Expat weighs spousal estate tax liability in mulling U.S. citizenship

Wade left Sydney, Australia to pursue an American business career 30 years ago. Married to his college sweetheart, Wade arrived for a corporate post in NJ with his family -- wife Barb and their young son, Pax -- a green card and few assets. He had enough saved to buy a modest home.

The years have moved quickly since their 1990 move. Five years later, Pax was joined by a brother Zac, now 27, who grew up as a typical American kid. Zac has visited Australia on family vacations but has no plans to settle there. The older son Pax enjoys running with the kangaroo and hasn’t yet decided where he will end up.

Rising through management roles to company group chairman, Wade has had remarkable success, including serving on the boards of other US-based companies. Having traveled extensively, he sees the value of accessing State and diplomatic resources abroad, something he would be able to access as a U.S. citizen. As his wealth has mounted, largely due to long-term incentives, Wade has a growing question about whether to renew his green card or apply for U.S. citizenship, which will determine where they will retire.

There are many financial, immigration and tax considerations now that their wealth exceeds $10 million in U.S.-based assets, mostly long-term incentives. He and Barbara must consider the family status and sort through a mix of immigration, tax and legal considerations – to decide, “do we stay, or do we go?”

For one thing, the Australians always planned to settle down under. They are less sure now until they know where both sons will land. And, returning to Australia could be expensive. They never gave a thought to exit tax (or U.S. expatriation tax) until recently but, unless they pursue U.S. citizenship, it could seriously erode all they have worked for.

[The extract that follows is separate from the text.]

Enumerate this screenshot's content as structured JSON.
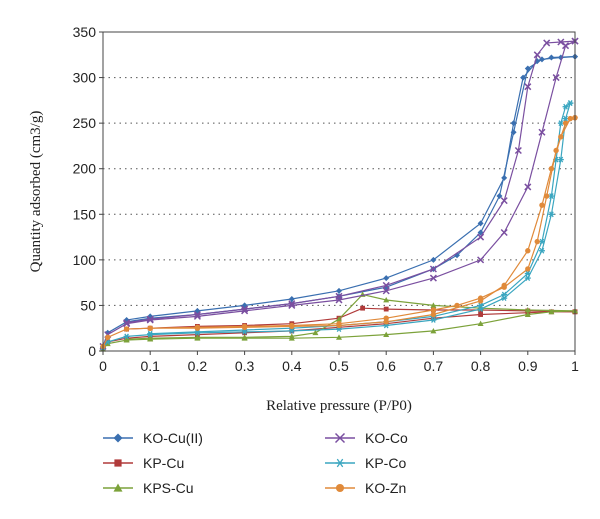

What if something happened to Wade before they decide? They were reminded after the death of a colleague – an Italian citizen working in U.S. under green card – that a non-U.S. citizen spouse does not benefit from the unified credit exclusion under current estate tax. Barb would be subject to estate tax on Wade’s assets if he predeceased her. How the annually indexed unified credit up to $11.4 million for each spouse, the current Federal estate tax law in force through the end of 2025, and its application to their situation is also unclear to them.

As they approach their decision point, Wade tapped SFG Advisors as his lead advisor to coordinate the advisory team of experts. They were able to access a U.S.-based estate tax attorney, an immigration attorney and an international tax attorney to resolve this question. With a full picture of their options, they hope to make an informed decision.

*The name, likeness, and circumstances in this example are a fictional composite of facts from executives similar to actual SFG Clients.